われわれは、GPEIに結合する因子の解析を行い、肝癌細胞AH66と正常肝で比較検討したところ複数の因子がGPEIに結合することを見いだした。フットプリント法の結果より、1)GPEIのTRE-like配列に結合する因子、2)GPEIのTRE-like配列の20-50bp上流に結合する複数の因子を同定した。1)の因子は肝癌と正常肝でフットプリント上では差が認められないが、2)の因子は両者の間でフットプリント上で明らかな差が認められる。1)の因子はさらにDEAE-Sepharoseに結合するものとそうでないものに分かれる。これらの結果、GPEIに結合する因子は少なくとも4種類はあることが明らかとなった。我々の目的とする因子を同定するためには、それぞれの因子がGST-Pの転写活性化に関与しているかを明らかにする必要がある。まず、これらの因子の精製を進めるために、GST-Pを高発現しているAH66細胞をラット腹腔内で培養し、ラット120匹より600mlの核抽出液を調製した。次に、それぞれの因子を分離するために、幾つかのカラムクロマトグラフィーでの結合活性の挙動を検討した。我々の同定した因子の多くは、陰イオン交換樹脂とヘパリンに結合し、これらを用いて部分精製できることが明らかになった。さらに、このように分離した因子の転写活性を調べるために、ラット正常肝より再構成in vitro転写系を構築中である。基本転写因子は、組み換え体TFIIB,TFIIE,TFIIF,TFIIAを大腸菌またはバキュロウイルスの系を用いて精製した。現在これら以外の因子(Pol II,TFIIH,TFIID)をラット肝より精製しており、これらを用いることによって、精製した各の転写活性を検討することができる。
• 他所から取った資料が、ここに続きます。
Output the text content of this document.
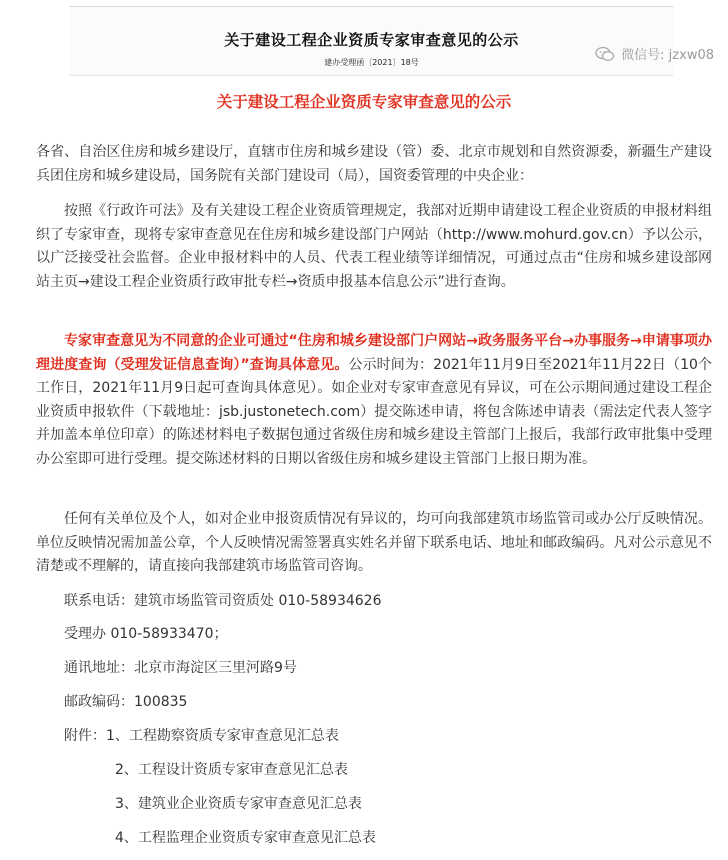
关于建设工程企业资质专家审查意见的公示
建办受理函〔2021〕18号	微信号: jzxw08
关于建设工程企业资质专家审查意见的公示

各省、自治区住房和城乡建设厅，直辖市住房和城乡建设（管）委、北京市规划和自然资源委，新疆生产建设兵团住房和城乡建设局，国务院有关部门建设司（局），国资委管理的中央企业：

按照《行政许可法》及有关建设工程企业资质管理规定，我部对近期申请建设工程企业资质的申报材料组织了专家审查，现将专家审查意见在住房和城乡建设部门户网站（http://www.mohurd.gov.cn）予以公示，以广泛接受社会监督。企业申报材料中的人员、代表工程业绩等详细情况，可通过点击“住房和城乡建设部网站主页→建设工程企业资质行政审批专栏→资质申报基本信息公示”进行查询。

专家审查意见为不同意的企业可通过“住房和城乡建设部门户网站→政务服务平台→办事服务→申请事项办理进度查询（受理发证信息查询）”查询具体意见。公示时间为：2021年11月9日至2021年11月22日（10个工作日，2021年11月9日起可查询具体意见）。如企业对专家审查意见有异议，可在公示期间通过建设工程企业资质申报软件（下载地址：jsb.justonetech.com）提交陈述申请，将包含陈述申请表（需法定代表人签字并加盖本单位印章）的陈述材料电子数据包通过省级住房和城乡建设主管部门上报后，我部行政审批集中受理办公室即可进行受理。提交陈述材料的日期以省级住房和城乡建设主管部门上报日期为准。

任何有关单位及个人，如对企业申报资质情况有异议的，均可向我部建筑市场监管司或办公厅反映情况。单位反映情况需加盖公章，个人反映情况需签署真实姓名并留下联系电话、地址和邮政编码。凡对公示意见不清楚或不理解的，请直接向我部建筑市场监管司咨询。

联系电话：建筑市场监管司资质处 010-58934626
受理办 010-58933470；
通讯地址：北京市海淀区三里河路9号
邮政编码：100835
附件：1、工程勘察资质专家审查意见汇总表
2、工程设计资质专家审查意见汇总表
3、建筑业企业资质专家审查意见汇总表
4、工程监理企业资质专家审查意见汇总表
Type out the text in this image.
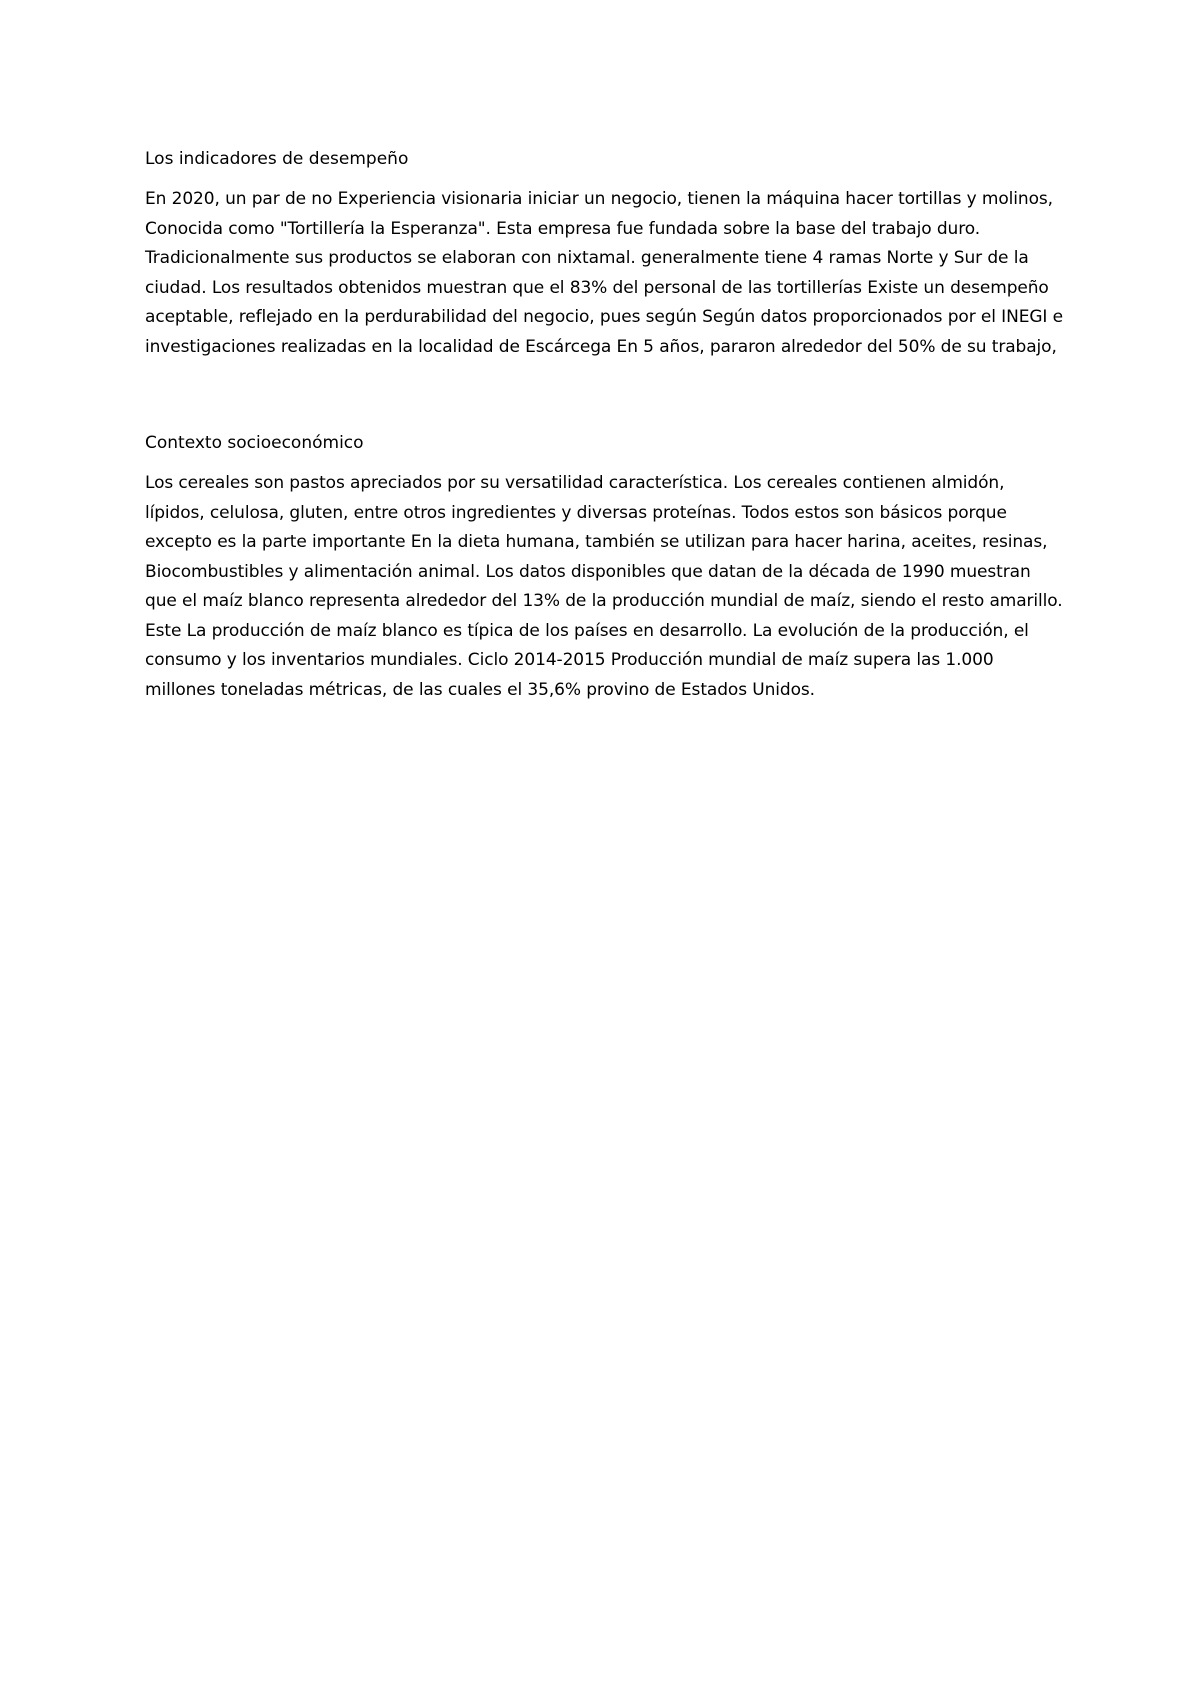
Los indicadores de desempeño

En 2020, un par de no Experiencia visionaria iniciar un negocio, tienen la máquina hacer tortillas y molinos, Conocida como "Tortillería la Esperanza". Esta empresa fue fundada sobre la base del trabajo duro. Tradicionalmente sus productos se elaboran con nixtamal. generalmente tiene 4 ramas Norte y Sur de la ciudad. Los resultados obtenidos muestran que el 83% del personal de las tortillerías Existe un desempeño aceptable, reflejado en la perdurabilidad del negocio, pues según Según datos proporcionados por el INEGI e investigaciones realizadas en la localidad de Escárcega En 5 años, pararon alrededor del 50% de su trabajo,

Contexto socioeconómico

Los cereales son pastos apreciados por su versatilidad característica. Los cereales contienen almidón, lípidos, celulosa, gluten, entre otros ingredientes y diversas proteínas. Todos estos son básicos porque excepto es la parte importante En la dieta humana, también se utilizan para hacer harina, aceites, resinas, Biocombustibles y alimentación animal. Los datos disponibles que datan de la década de 1990 muestran que el maíz blanco representa alrededor del 13% de la producción mundial de maíz, siendo el resto amarillo. Este La producción de maíz blanco es típica de los países en desarrollo. La evolución de la producción, el consumo y los inventarios mundiales. Ciclo 2014-2015 Producción mundial de maíz supera las 1.000 millones toneladas métricas, de las cuales el 35,6% provino de Estados Unidos.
Analysis of GPEI binding factors in liver cancer cells AH66 and normal liver cells The results of this method are as follows: 1) the binding factor for TRE-like alignment of GPEI; 2) the binding factor for 20-50bp upstream of TRE-like alignment of GPEI. 1) the factor of liver cancer and normal liver, 2) the factor of liver cancer and normal liver. 1) The reason for this is that the DEAE-Sepharose junction is not separated. The result of this is that the GPEI factor is less than 4. The purpose of this study is to determine whether or not the factors involved in GST-P activation are necessary. AH66 cells were cultured intraperitoneally and prepared with 600ml nuclear extract at 120 rpm. In the second place, the factors of separation, separation and binding activity are discussed. There are many factors that determine our identity. The combination of anionic exchange resin and resin can be used to partially refine it. In addition, the separation factor and the writing activity are regulated, and the normal liver is reconstructed in vitro writing system construction. The basic writing factors are used to refine the system of TFIIB,TFIIE,TFIIF,TFIIA coli Now the factors (Pol II,TFIIH,TFIID) are refined, used, refined, and each activity is discussed.